Visi memperlakukan Yerusalem sebagai ibu kota Israel – meskipun dengan kebebasan akses ke situs-situs sucinya bagi semua komunitas agama – dan mengusulkan ibu kota Palestina untuk “di bagian Yerusalem Timur yang terletak di semua wilayah timur dan utara dari penghalang keamanan yang ada, termasuk Kafr Aqab, bagian timur Shuafat dan Abu Dis, dan bisa disebut Al Quds” atau apa pun yang diinginkan negara Palestina (halaman 21).
This is what a future State of Palestine can look like, with a capital in parts of East Jerusalem. pic.twitter.com/39vw3pPrAL
— Donald J. Trump (@realDonaldTrump) January 28, 2020
Pengungsi
Salah satu masalah yang paling sulit dipecahkan adalah masalah pengungsi Palestina, yang mengungsi sejak 1948. Rencana Trump menegaskan bahwa “jumlah Yahudi dan Arab yang hampir sama diungsikan oleh konflik Arab-Israel,” tetapi sementara orang Yahudi diberi kewarganegaraan dan diserap oleh Israel, orang-orang Palestina “dengan kejam dan sinis ditahan dalam pelarian untuk menjaga agar konflik tetap hidup” oleh negara-negara Arab tetangga.

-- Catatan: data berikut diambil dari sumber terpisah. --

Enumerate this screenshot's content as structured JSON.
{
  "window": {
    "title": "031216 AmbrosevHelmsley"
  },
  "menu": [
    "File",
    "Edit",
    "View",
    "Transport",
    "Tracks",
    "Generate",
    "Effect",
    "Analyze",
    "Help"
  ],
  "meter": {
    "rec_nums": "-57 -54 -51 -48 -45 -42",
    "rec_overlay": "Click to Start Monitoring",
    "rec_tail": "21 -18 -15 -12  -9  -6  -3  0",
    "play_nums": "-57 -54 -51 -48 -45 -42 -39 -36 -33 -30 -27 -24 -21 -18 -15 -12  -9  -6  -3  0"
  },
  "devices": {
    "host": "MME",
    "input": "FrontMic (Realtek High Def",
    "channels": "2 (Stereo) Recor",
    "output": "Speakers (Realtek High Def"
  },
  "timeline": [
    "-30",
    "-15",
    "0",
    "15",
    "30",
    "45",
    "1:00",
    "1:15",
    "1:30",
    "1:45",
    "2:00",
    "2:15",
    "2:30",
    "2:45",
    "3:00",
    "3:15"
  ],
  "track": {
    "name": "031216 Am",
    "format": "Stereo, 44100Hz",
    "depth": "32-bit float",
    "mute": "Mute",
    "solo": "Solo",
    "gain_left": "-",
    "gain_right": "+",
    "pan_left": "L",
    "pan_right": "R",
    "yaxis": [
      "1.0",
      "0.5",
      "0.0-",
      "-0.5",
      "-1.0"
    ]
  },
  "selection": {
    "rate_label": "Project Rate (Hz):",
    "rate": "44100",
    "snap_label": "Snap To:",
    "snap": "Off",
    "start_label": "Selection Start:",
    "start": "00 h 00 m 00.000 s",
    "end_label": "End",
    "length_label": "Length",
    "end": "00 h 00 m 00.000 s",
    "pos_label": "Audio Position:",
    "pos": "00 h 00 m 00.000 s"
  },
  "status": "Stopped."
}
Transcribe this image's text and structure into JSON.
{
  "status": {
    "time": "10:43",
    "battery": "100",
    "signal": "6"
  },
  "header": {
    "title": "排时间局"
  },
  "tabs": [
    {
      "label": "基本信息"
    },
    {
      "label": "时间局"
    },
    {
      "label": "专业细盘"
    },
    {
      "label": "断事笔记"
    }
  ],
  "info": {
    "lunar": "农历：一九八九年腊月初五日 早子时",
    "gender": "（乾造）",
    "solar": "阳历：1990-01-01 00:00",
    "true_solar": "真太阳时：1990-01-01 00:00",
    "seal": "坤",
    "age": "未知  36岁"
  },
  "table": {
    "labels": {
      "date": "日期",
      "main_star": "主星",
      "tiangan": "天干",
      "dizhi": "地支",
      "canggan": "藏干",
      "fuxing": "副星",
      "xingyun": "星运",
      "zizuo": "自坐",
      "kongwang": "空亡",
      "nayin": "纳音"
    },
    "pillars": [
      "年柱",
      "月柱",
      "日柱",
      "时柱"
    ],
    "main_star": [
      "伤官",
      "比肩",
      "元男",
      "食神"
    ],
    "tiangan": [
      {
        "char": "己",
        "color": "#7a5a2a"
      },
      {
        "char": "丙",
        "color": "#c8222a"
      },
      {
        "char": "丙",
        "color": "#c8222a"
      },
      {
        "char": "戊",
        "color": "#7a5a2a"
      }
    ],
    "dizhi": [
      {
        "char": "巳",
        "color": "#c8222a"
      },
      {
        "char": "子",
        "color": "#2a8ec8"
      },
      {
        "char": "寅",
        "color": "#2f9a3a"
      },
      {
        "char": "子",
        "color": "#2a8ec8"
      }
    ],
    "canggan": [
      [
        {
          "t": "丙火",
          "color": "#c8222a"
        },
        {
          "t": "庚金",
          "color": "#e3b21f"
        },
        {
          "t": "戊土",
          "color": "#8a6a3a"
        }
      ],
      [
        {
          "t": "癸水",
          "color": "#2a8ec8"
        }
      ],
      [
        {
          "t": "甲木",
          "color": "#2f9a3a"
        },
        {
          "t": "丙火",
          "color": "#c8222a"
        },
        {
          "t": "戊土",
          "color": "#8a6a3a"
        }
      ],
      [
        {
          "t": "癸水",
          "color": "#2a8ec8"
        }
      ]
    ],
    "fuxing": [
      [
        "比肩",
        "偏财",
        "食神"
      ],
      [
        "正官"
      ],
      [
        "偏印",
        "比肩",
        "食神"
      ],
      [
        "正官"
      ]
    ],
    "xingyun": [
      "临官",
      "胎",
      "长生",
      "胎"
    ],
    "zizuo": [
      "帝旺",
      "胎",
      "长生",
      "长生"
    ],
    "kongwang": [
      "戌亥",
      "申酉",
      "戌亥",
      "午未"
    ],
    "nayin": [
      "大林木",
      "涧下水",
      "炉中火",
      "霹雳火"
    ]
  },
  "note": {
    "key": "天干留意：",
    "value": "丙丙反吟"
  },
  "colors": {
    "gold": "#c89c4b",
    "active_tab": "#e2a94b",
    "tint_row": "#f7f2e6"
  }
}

Orang-orang Palestina akan diberikan pilihan untuk mencari kewarganegaraan di negara Palestina, berintegrasi ke negara-negara tempat mereka tinggal saat ini, atau bermukim kembali di negara ketiga. Suatu “kepercayaan yang murah hati” akan dibentuk untuk membayar hal ini.
The carrot & the stick
Sebagian besar dokumen sebenarnya tentang insentif ekonomi untuk Palestina, termasuk bagian kedua setebal 95 halaman yang menjabarkan proposal yang didalangi oleh menantu dan penasihat Trump, Jared Kushner, dan disajikan tahun lalu di Bahrain. Presentasi terperinci membayangkan bagaimana rakyat Palestina harus menyusun pemerintahan, masyarakat, ekonomi, pendidikan, layanan kesehatan, dll.
Singkatnya, Palestina dijanjikan sejuta pekerjaan baru, investasi miliaran dolar untuk membawa mereka keluar dari kemiskinan, dan negara yang mereka sebut milik mereka sendiri – jika mereka menyetujui bentuk khusus kedaulatan terbatas yang berada di bawah kepentingan keamanan Israel; mengakui Israel sebagai negara Yahudi dan mengabaikan semua klaim atas tanah yang dimilikinya; dan mengatur kembali seluruh masyarakat mereka di sepanjang garis demokrasi liberal barat.
Sementara Trump dan PM Israel Benjamin Netanyahu memuji proposal itu sebagai “kesepakatan abad ini,” semua faksi Palestina telah mengecamnya sebagai mati pada saat kedatangan.